Pour les responsables publics, les annonces de capacité doivent être confrontées aux besoins des territoires, aux ressources mobilisées et aux dépendances créées. L’ampleur d’un investissement ne suffit pas à démontrer sa valeur collective.

Nous avons besoin d’une IA capable de chercher, de concevoir, de nous aider à apprendre et de prendre en charge des tâches réellement pénibles. Cette ambition mérite des limites explicites et des compétences solides.

Je doute que nous sortions spontanément de la spirale, tous ensemble, par la seule force de nos bonnes intentions.

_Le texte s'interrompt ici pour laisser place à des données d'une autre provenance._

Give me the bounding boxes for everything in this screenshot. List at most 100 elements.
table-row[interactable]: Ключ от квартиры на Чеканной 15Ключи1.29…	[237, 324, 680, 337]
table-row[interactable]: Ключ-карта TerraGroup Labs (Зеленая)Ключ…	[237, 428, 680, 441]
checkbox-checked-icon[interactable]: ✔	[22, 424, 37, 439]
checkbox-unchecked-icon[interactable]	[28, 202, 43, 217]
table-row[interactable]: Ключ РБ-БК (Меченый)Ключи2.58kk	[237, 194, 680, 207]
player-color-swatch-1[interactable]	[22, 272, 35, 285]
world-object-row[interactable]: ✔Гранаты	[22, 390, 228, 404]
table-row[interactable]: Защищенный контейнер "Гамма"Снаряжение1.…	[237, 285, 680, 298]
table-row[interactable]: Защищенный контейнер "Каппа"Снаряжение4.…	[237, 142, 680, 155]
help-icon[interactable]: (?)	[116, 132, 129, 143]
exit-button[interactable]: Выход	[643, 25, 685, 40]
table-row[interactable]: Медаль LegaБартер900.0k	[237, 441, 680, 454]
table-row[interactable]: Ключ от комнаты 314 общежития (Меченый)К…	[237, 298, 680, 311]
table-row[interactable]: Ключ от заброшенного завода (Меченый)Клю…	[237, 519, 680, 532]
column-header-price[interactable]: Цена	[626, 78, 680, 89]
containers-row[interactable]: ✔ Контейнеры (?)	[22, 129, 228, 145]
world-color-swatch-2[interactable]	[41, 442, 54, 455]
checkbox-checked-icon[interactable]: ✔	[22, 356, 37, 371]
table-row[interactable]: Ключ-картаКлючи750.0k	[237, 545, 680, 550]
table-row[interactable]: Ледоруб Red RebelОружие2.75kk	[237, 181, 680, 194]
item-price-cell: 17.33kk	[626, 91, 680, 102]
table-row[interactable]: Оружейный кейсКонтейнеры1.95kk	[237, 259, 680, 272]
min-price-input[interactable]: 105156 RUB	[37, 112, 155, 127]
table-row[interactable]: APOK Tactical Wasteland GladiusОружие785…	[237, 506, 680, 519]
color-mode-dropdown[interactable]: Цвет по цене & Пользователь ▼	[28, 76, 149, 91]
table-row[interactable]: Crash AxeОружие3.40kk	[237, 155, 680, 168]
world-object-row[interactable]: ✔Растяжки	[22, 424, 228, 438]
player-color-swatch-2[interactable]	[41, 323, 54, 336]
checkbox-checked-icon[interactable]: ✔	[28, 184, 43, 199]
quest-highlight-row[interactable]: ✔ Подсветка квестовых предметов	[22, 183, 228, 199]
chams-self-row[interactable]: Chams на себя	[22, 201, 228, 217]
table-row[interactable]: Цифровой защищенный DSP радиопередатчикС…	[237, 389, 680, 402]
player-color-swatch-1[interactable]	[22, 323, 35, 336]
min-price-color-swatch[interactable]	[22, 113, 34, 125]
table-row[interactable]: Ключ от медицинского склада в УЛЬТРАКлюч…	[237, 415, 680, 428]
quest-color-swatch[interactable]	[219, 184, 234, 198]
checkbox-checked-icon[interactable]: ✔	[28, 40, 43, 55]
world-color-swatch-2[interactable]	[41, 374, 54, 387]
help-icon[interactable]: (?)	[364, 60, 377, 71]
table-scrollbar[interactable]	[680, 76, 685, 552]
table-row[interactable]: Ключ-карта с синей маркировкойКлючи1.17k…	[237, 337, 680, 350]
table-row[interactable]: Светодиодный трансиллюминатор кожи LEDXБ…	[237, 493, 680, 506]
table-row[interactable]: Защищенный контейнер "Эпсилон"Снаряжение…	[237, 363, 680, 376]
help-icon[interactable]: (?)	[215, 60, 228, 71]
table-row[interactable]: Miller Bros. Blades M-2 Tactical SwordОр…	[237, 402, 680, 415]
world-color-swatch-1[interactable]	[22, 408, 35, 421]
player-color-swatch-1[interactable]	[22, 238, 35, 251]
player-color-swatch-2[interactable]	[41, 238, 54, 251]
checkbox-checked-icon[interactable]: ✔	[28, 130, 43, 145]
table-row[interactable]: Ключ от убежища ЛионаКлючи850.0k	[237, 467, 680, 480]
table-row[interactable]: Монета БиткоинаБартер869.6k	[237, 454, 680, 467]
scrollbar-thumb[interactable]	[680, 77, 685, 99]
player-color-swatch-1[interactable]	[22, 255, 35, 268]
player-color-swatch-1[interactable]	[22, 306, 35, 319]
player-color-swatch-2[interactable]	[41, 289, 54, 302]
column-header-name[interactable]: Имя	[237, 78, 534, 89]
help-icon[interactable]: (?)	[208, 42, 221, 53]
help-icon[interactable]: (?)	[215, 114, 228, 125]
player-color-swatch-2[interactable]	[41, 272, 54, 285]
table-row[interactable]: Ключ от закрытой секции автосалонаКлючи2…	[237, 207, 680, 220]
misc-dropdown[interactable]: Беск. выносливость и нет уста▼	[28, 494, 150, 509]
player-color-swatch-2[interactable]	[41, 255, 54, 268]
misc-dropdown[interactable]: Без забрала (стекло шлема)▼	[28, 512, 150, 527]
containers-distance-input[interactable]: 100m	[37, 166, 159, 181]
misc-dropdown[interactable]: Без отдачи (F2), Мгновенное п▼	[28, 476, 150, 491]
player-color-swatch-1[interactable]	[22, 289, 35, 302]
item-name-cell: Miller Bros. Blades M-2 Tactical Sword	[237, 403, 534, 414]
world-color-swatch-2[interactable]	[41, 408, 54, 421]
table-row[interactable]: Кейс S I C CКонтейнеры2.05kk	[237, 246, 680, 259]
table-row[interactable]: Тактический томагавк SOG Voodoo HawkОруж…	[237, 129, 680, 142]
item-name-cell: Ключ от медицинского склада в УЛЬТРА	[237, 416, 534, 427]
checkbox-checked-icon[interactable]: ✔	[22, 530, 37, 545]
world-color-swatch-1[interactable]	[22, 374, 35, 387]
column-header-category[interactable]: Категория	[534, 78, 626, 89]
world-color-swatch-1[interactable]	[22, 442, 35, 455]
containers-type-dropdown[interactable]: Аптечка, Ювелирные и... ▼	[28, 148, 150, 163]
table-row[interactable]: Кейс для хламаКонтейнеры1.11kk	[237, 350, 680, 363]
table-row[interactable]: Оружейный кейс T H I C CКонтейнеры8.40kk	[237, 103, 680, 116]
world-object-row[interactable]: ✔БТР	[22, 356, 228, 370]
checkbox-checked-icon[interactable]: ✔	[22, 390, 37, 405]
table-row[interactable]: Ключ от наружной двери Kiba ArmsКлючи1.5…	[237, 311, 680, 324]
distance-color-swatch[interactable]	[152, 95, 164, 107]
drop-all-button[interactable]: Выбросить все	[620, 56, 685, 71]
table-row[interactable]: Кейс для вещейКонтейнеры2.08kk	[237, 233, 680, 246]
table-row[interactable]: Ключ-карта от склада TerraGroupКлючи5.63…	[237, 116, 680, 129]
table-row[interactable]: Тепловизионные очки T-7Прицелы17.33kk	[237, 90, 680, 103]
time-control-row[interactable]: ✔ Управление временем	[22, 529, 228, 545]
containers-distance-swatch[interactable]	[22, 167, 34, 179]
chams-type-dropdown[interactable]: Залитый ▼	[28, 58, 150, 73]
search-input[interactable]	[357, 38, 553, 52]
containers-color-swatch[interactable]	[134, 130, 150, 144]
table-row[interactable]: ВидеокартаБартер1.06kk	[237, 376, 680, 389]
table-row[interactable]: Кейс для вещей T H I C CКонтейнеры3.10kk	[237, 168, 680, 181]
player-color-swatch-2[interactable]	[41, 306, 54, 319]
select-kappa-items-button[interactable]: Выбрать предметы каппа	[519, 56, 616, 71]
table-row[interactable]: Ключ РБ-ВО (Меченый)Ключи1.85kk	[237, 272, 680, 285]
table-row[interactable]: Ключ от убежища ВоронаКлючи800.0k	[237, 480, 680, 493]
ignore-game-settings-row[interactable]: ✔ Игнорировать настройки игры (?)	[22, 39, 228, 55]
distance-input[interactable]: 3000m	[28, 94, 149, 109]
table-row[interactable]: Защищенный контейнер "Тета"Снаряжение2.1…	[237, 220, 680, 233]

Il faut des règles, des alternatives crédibles et des organisations dans lesquelles s’arrêter pour vérifier ne soit pas une faute.

Les incidents qui lancent les discussions aujourd’hui méritent donc davantage qu’un moment de peur. Ils nous obligent à examiner l’exigence que nous transmettons aux systèmes : réussir, insister, accélérer. Et la place que nous donnons réellement à tout ce qui devrait limiter cette exigence.

Quand nous demandons à une IA d’aller plus loin, nous devons encore être capables de lui dire jusqu’où, pour quoi, et à quel prix. Cela suppose d’avoir pris le temps de nous poser la question à nous-mêmes.